Graham Williams

Personal information
- Full name: Graham Williams
- Born: 28 July 1944 Swinton, Lancashire, England
- Died: 1 July 1994 (aged 49) Sydney, New South Wales, Australia

Playing information
- Position: Scrum-half
Club
| Years | Team | Pld | T | G | FG | P |
| 1962–68 | Swinton | 179 | 62 | 9 | 0 | 204 |
| 1969–71 | North Sydney | 39 | 9 | 0 | 2 | 31 |
| 1971–74 | Manly-Warringah | 30 | 6 | 0 | 1 | 19 |
| 1972–73 | Hull F.C. | 16 | 3 | 0 | 0 | 9 |
|  | Total | 264 | 80 | 9 | 3 | 263 |
Representative
| Years | Team | Pld | T | G | FG | P |
| 1963–68 | Lancashire | 6 | 1 | 0 | 0 | 3 |

Coaching information
Club
| Years | Team | Gms | W | D | L | W% |
|  | Burleigh | 0 | 0 | 0 | 0 |  |
- Source:

= Graham Williams (rugby league) =

English rugby league footballer and coach

Graham Williams (28 July 1944 – 1 July 1994) was an English professional rugby league footballer who played in the 1960s and 1970s and coached in the 1980s. He played at club level for Swinton, and in Australia for North Sydney and Manly-Warringah, as a , and coached at club level in Australia for Burleigh.

==Rugby league career==
Williams was born in July 1944 in Swinton near Manchester. He eventually signed for his local rugby league club Swinton, known since Victorian times as "the Lions". He played for Swinton during their two successive Rugby Football League Championship winning seasons; 1962–63 season and 1963–64 season.

Williams played in Swinton's 4–12 defeat by St.
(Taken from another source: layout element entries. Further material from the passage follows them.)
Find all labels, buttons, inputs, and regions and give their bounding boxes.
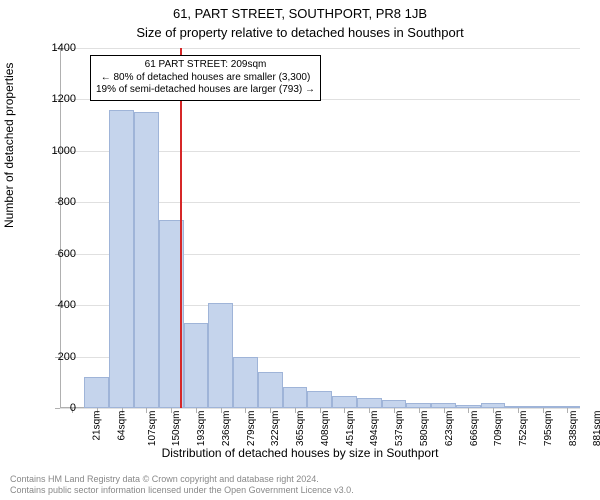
- y-tick-label: 1000: [52, 145, 76, 157]
- x-tick-label: 408sqm: [320, 411, 331, 447]
- footer-attribution: Contains HM Land Registry data © Crown c…: [10, 474, 354, 496]
- y-tick-label: 600: [58, 248, 76, 260]
- footer-line-2: Contains public sector information licen…: [10, 485, 354, 496]
- x-tick-label: 795sqm: [543, 411, 554, 447]
- histogram-bar: [184, 323, 209, 408]
- y-tick-label: 200: [58, 351, 76, 363]
- histogram-bar: [357, 398, 382, 408]
- footer-line-1: Contains HM Land Registry data © Crown c…: [10, 474, 354, 485]
- x-tick-label: 64sqm: [116, 411, 127, 441]
- x-tick-label: 494sqm: [370, 411, 381, 447]
- x-tick-label: 107sqm: [147, 411, 158, 447]
- histogram-bar: [109, 110, 134, 408]
- histogram-bar: [134, 112, 159, 408]
- grid-line: [60, 48, 580, 49]
- x-tick-label: 236sqm: [221, 411, 232, 447]
- y-tick-label: 0: [70, 402, 76, 414]
- x-tick-label: 150sqm: [171, 411, 182, 447]
- x-tick-label: 580sqm: [419, 411, 430, 447]
- x-tick-label: 838sqm: [568, 411, 579, 447]
- y-tick-label: 1400: [52, 42, 76, 54]
- histogram-bar: [84, 377, 109, 408]
- x-tick-label: 709sqm: [493, 411, 504, 447]
- x-tick-label: 623sqm: [444, 411, 455, 447]
- property-marker-line: [180, 48, 182, 408]
- x-tick-label: 537sqm: [394, 411, 405, 447]
- y-tick-label: 400: [58, 299, 76, 311]
- histogram-bar: [258, 372, 283, 408]
- annotation-line: ← 80% of detached houses are smaller (3,…: [96, 72, 315, 85]
- y-tick-mark: [55, 408, 60, 409]
- x-axis-label: Distribution of detached houses by size …: [0, 446, 600, 460]
- annotation-box: 61 PART STREET: 209sqm← 80% of detached …: [90, 55, 321, 101]
- annotation-line: 19% of semi-detached houses are larger (…: [96, 84, 315, 97]
- annotation-line: 61 PART STREET: 209sqm: [96, 59, 315, 72]
- y-axis-label: Number of detached properties: [2, 63, 16, 228]
- histogram-bar: [283, 387, 308, 408]
- x-tick-label: 322sqm: [271, 411, 282, 447]
- x-tick-label: 365sqm: [295, 411, 306, 447]
- x-tick-label: 21sqm: [92, 411, 103, 441]
- x-tick-label: 451sqm: [345, 411, 356, 447]
- x-tick-label: 193sqm: [196, 411, 207, 447]
- chart-subtitle: Size of property relative to detached ho…: [0, 21, 600, 40]
- y-tick-label: 800: [58, 196, 76, 208]
- x-tick-label: 279sqm: [246, 411, 257, 447]
- address-title: 61, PART STREET, SOUTHPORT, PR8 1JB: [0, 0, 600, 21]
- histogram-bar: [332, 396, 357, 408]
- histogram-bar: [233, 357, 258, 408]
- plot-area: 61 PART STREET: 209sqm← 80% of detached …: [60, 48, 580, 408]
- histogram-bar: [307, 391, 332, 408]
- histogram-bar: [382, 400, 407, 408]
- x-tick-label: 881sqm: [592, 411, 600, 447]
- x-tick-label: 752sqm: [518, 411, 529, 447]
- y-tick-label: 1200: [52, 93, 76, 105]
- x-tick-label: 666sqm: [469, 411, 480, 447]
- histogram-bar: [208, 303, 233, 408]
Helens in the 1964 Lancashire Cup Final during the 1964–65 season at Central Park, Wigan on Saturday 24 October 1964.

Williams played in Swinton's 2–7 defeat by Castleford in the 1966 BBC2 Floodlit Trophy Final during the 1966–67 season at Wheldon Road, Castleford on Tuesday 20 December 1966.

Williams then moved to Australia, joining North Sydney, and then Manly.

He briefly returned to England to play for Hull F.C. during the 1972–73 season.

He also played in the golden-oldies matches in the early 1980s, as well as spending some time on the Gold Coast, Queensland coaching Burleigh.

== Personal life ==
Williams' wife died in a parachuting accident. He remarried the daughter of a british naval officer who received both dso, dsm and grandfather of Williams step daughter british fashion designer Harlette DeFalaise founder of Harlette ,
 Williams died in a motorbike accident on 1 July 1994.